Josh Frydenberg Calls for Free Vote on Marriage Equality

Josh Frydenberg

Assistant Treasurer Josh Frydenberg today spoke on the topic of marriage equality and stated that he believes himself and his Liberal colleagues should be allowed a conscience vote.

Frydenberg this morning told Radio National he believed a motion for a conscience vote would be likely to succeed if put to the party room.

“I think people come to the table on this issue with different religious positions, different moral positions, different ethical positions,” Mr Frydenberg said.

“That’s why I think they should be allowed to express a conscience vote and, if they are, many people would probably express a view in favour of gay marriage.”

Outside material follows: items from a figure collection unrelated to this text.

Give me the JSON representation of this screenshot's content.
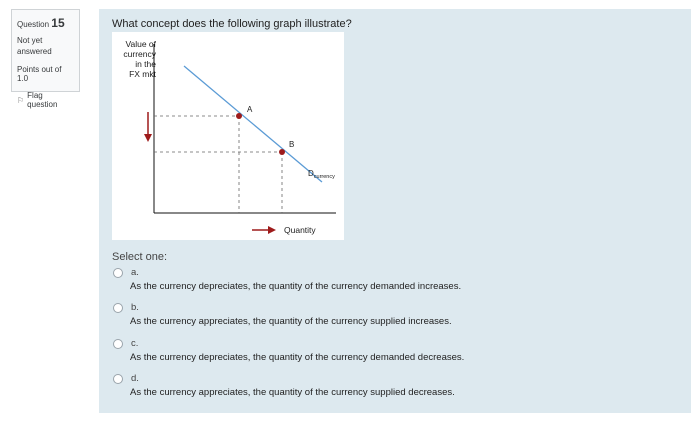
{
  "question": {
    "label": "Question",
    "number": "15",
    "state": "Not yet answered",
    "marks": "Points out of 1.0",
    "flag_label": "Flag question",
    "text": "What concept does the following graph illustrate?"
  },
  "graph": {
    "y_label": [
      "Value of",
      "currency",
      "in the",
      "FX mkt"
    ],
    "x_label": "Quantity",
    "point_a": "A",
    "point_b": "B",
    "curve_label_main": "D",
    "curve_label_sub": "currency"
  },
  "select_one": "Select one:",
  "options": [
    {
      "letter": "a.",
      "text": "As the currency depreciates, the quantity of the currency demanded increases."
    },
    {
      "letter": "b.",
      "text": "As the currency appreciates, the quantity of the currency supplied increases."
    },
    {
      "letter": "c.",
      "text": "As the currency depreciates, the quantity of the currency demanded decreases."
    },
    {
      "letter": "d.",
      "text": "As the currency appreciates, the quantity of the currency supplied decreases."
    }
  ],
  "colors": {
    "curve": "#5b9bd5",
    "point": "#9e1b1b",
    "panel": "#dde9ef"
  }
}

When asked if Frydenberg would vote in favour of same sex marriage if it came to conscience vote, he replied:

“Well I’ll wait to articulate my position once the Party Room has made that first step in favour of a conscience vote.”

Frydenberg went on to discuss a possible future for marriage equality in Australia.

“If you look at the history of movements like this, I think we could predict that in some years’ time, whether it’s just a few years’ time or whether it’s a number of years’ time, gay marriage, I think, will be part of the way of life here in Australia.” he said.

Communications Minister Malcom Turnbull stated that if a conscience vote were to take place, he would be in support of legalizing same sex marriage, the ABC reports.

“If there was a free vote, subject to the detail of the legislation, I would support a proposal to legalise same-sex marriage,” Mr Turnbull said.

“There has been a big shift in the global context.

“There is no doubt, at some point this matter will be dealt with.”

Senator David Leyonhjelm, who has introduced draft legislation to legalize same sex marriage, this week brought fo0rward the debate on marriage equality by putting pressure on the Liberal party to take a position on a conscience at their party meeting on Tuesday. However, the meeting passed with no debate, and Leyonhjelm stated he would save his second reading of the bill until the issue has been given more room for debate.

“The Liberal Party didn’t come to a decision as to its position on a conscience vote, so that debate would be somewhat artificial,” Mr Leyonhjelm said.

“It will be months before it’s debated again.

“For me to make my second reading speech now, when I can’t make another one later in the debate, would be a bit of a waste, although I have a very good speech ready.” he told the ABC.